東シナ海で、家畜輸送船「Gulf Livestock 1」が激しい嵐に遭い転覆して沈没しました。この事故で、43人の乗組員とほぼ6000頭の子牛が死亡しました。1人の乗組員は救助されました。船はニュージーランドから中国へ、約6000頭の牛を輸送中でした。
「Gulf Livestock 1」は水曜日、西表島の西側上空を台風が強風と荒波をもたらす中で緊急通報を発信しました。乗組員はフィリピン出身の男性39人、ニュージーランド出身の2人、オーストラリア出身の2人で構成されていました。
「Gulf Livestock 1」は8月14日にニュージーランドのネーピアを出港し、5867頭の牛を積み中国・唐山の京唐港へ向かっていました。ニュージーランド外務省の関係者は、航海は約17日間かかる見込みだとロイターに述べました。

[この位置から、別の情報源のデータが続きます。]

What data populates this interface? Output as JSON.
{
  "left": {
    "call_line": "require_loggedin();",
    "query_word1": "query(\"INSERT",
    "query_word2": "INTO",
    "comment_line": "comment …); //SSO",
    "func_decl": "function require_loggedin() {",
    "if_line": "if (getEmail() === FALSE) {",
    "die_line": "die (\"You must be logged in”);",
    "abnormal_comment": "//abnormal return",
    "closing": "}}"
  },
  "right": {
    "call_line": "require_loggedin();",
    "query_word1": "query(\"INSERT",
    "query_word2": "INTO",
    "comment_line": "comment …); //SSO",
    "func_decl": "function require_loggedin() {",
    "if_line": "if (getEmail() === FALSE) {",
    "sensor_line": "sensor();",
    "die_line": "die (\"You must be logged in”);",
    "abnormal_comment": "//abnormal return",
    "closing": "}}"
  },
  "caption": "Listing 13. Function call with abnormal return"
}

この全長139メートルのパナマ船籍の船は2002年に建造され、登録所有者はアンマンに拠点を置くRahmeh Compania Naviera SAです。子牛の積荷はオーストラリアに本社を置き生きた動物の輸出と中国での検疫設備を専門とするAustralasian Global Exportsによって輸出されました。

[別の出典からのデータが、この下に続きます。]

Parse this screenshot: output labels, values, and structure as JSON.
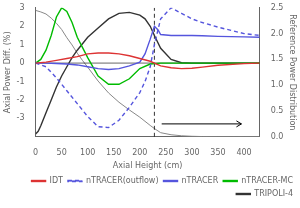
{
  "chart_data": {
    "type": "line",
    "xlabel": "Axial Height (cm)",
    "ylabel": "Axial Power Diff. (%)",
    "y2label": "Reference Power Distribution",
    "xlim": [
      0,
      430
    ],
    "xticks": [
      0,
      50,
      100,
      150,
      200,
      250,
      300,
      350,
      400
    ],
    "ylim": [
      -4,
      3
    ],
    "yticks": [
      -3,
      -2,
      -1,
      0,
      1,
      2,
      3
    ],
    "y2lim": [
      0,
      2.5
    ],
    "y2ticks": [
      {
        "value": 0,
        "label": "0.0"
      },
      0.5,
      {
        "value": 1.0,
        "label": "1.0"
      },
      1.5,
      {
        "value": 2.0,
        "label": "2.0"
      },
      2.5
    ],
    "grid": false,
    "legend": "lower right",
    "series": [
      {
        "axis": "y2",
        "color": "#888888",
        "line_style": "solid",
        "x": [
          0,
          10,
          20,
          30,
          40,
          50,
          60,
          70,
          80,
          90,
          100,
          120,
          140,
          160,
          180,
          200,
          220,
          228,
          240,
          260,
          280,
          300,
          320,
          350,
          400,
          430
        ],
        "values": [
          2.45,
          2.42,
          2.38,
          2.3,
          2.2,
          2.08,
          1.92,
          1.78,
          1.62,
          1.48,
          1.35,
          1.08,
          0.85,
          0.67,
          0.52,
          0.38,
          0.22,
          0.16,
          0.08,
          0.04,
          0.02,
          0.01,
          0.005,
          0.002,
          0.001,
          0.0
        ]
      },
      {
        "name": "TRIPOLI-4",
        "color": "#333333",
        "line_style": "solid",
        "x": [
          0,
          5,
          10,
          20,
          30,
          40,
          50,
          60,
          70,
          80,
          100,
          120,
          140,
          160,
          180,
          200,
          210,
          220,
          228,
          240,
          260,
          280,
          300,
          350,
          400,
          430
        ],
        "values": [
          -3.85,
          -3.7,
          -3.4,
          -2.7,
          -2.0,
          -1.3,
          -0.7,
          -0.2,
          0.3,
          0.7,
          1.4,
          1.9,
          2.4,
          2.7,
          2.75,
          2.6,
          2.4,
          2.0,
          1.5,
          0.8,
          0.2,
          0.02,
          0.0,
          0.0,
          0.0,
          0.0
        ]
      },
      {
        "name": "nTRACER-MC",
        "color": "#00bb00",
        "line_style": "solid",
        "x": [
          0,
          10,
          20,
          30,
          40,
          50,
          60,
          70,
          80,
          100,
          120,
          140,
          160,
          180,
          200,
          220,
          240,
          260,
          280,
          300,
          350,
          400,
          430
        ],
        "values": [
          0.0,
          0.2,
          0.7,
          1.5,
          2.5,
          3.0,
          2.8,
          2.2,
          1.4,
          0.3,
          -0.7,
          -1.15,
          -1.15,
          -0.85,
          -0.3,
          -0.05,
          0.0,
          0.0,
          0.0,
          0.0,
          0.0,
          0.0,
          0.0
        ]
      },
      {
        "name": "nTRACER",
        "color": "#5555dd",
        "line_style": "solid",
        "x": [
          0,
          20,
          40,
          60,
          80,
          100,
          120,
          140,
          160,
          180,
          200,
          210,
          220,
          228,
          235,
          240,
          260,
          280,
          300,
          320,
          350,
          400,
          430
        ],
        "values": [
          0.0,
          0.0,
          -0.02,
          -0.05,
          -0.1,
          -0.2,
          -0.3,
          -0.35,
          -0.3,
          -0.15,
          0.05,
          0.5,
          1.3,
          2.0,
          1.8,
          1.55,
          1.5,
          1.5,
          1.5,
          1.48,
          1.45,
          1.42,
          1.4
        ]
      },
      {
        "name": "nTRACER(outflow)",
        "color": "#5555dd",
        "line_style": "dashed",
        "x": [
          0,
          20,
          40,
          60,
          80,
          100,
          120,
          140,
          160,
          180,
          200,
          210,
          220,
          228,
          240,
          260,
          280,
          300,
          320,
          350,
          400,
          430
        ],
        "values": [
          0.0,
          -0.2,
          -0.8,
          -1.5,
          -2.2,
          -2.9,
          -3.45,
          -3.5,
          -3.1,
          -2.4,
          -1.6,
          -1.0,
          -0.2,
          1.0,
          2.4,
          3.0,
          2.7,
          2.4,
          2.2,
          1.95,
          1.6,
          1.5
        ]
      },
      {
        "name": "IDT",
        "color": "#dd3333",
        "line_style": "solid",
        "x": [
          0,
          20,
          40,
          60,
          80,
          100,
          120,
          140,
          160,
          180,
          200,
          220,
          228,
          240,
          260,
          280,
          300,
          320,
          350,
          400,
          430
        ],
        "values": [
          0.0,
          0.05,
          0.15,
          0.25,
          0.35,
          0.5,
          0.55,
          0.55,
          0.5,
          0.4,
          0.25,
          0.1,
          0.0,
          -0.15,
          -0.25,
          -0.3,
          -0.28,
          -0.22,
          -0.12,
          -0.03,
          0.0
        ]
      }
    ],
    "annotations": [
      {
        "type": "hline",
        "y": 0,
        "color": "#000000",
        "line_style": "solid"
      },
      {
        "type": "vline",
        "x": 228,
        "color": "#000000",
        "line_style": "dashed"
      },
      {
        "type": "arrow",
        "x1": 242,
        "x2": 395,
        "y": -3.3,
        "color": "#000000"
      }
    ]
  }
}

ニュージーランドの動物保護団体SAFEはこの事故について、生きた動物輸出のリスクを改めて示したとコメントしました。キャンペーンリーダーのマリアンヌ・マクドナルドは、「この牛たちはこのような悪天候の予報があるなら、決して海に出るべきではなかった」と述べました。
中国税関のデータによると、中国は今年これまでにニュージーランドから4万6000頭以上の家畜を輸入しており、主に増加している中国の酪農業向けの供給となっています。
昨年、ニュージーランドは生きた動物の輸出が原因でニュージーランドやオーストラリアから輸出された数千頭が輸送中に死亡したことが判明したため、生きた家畜の輸出取引を制限しました。ニュージーランド初産業省(MPI)は今回の家畜輸送船沈没後、生きた家畜の輸出許可申請を一時停止したと述べており、再開の時期はまだ明らかにされていません。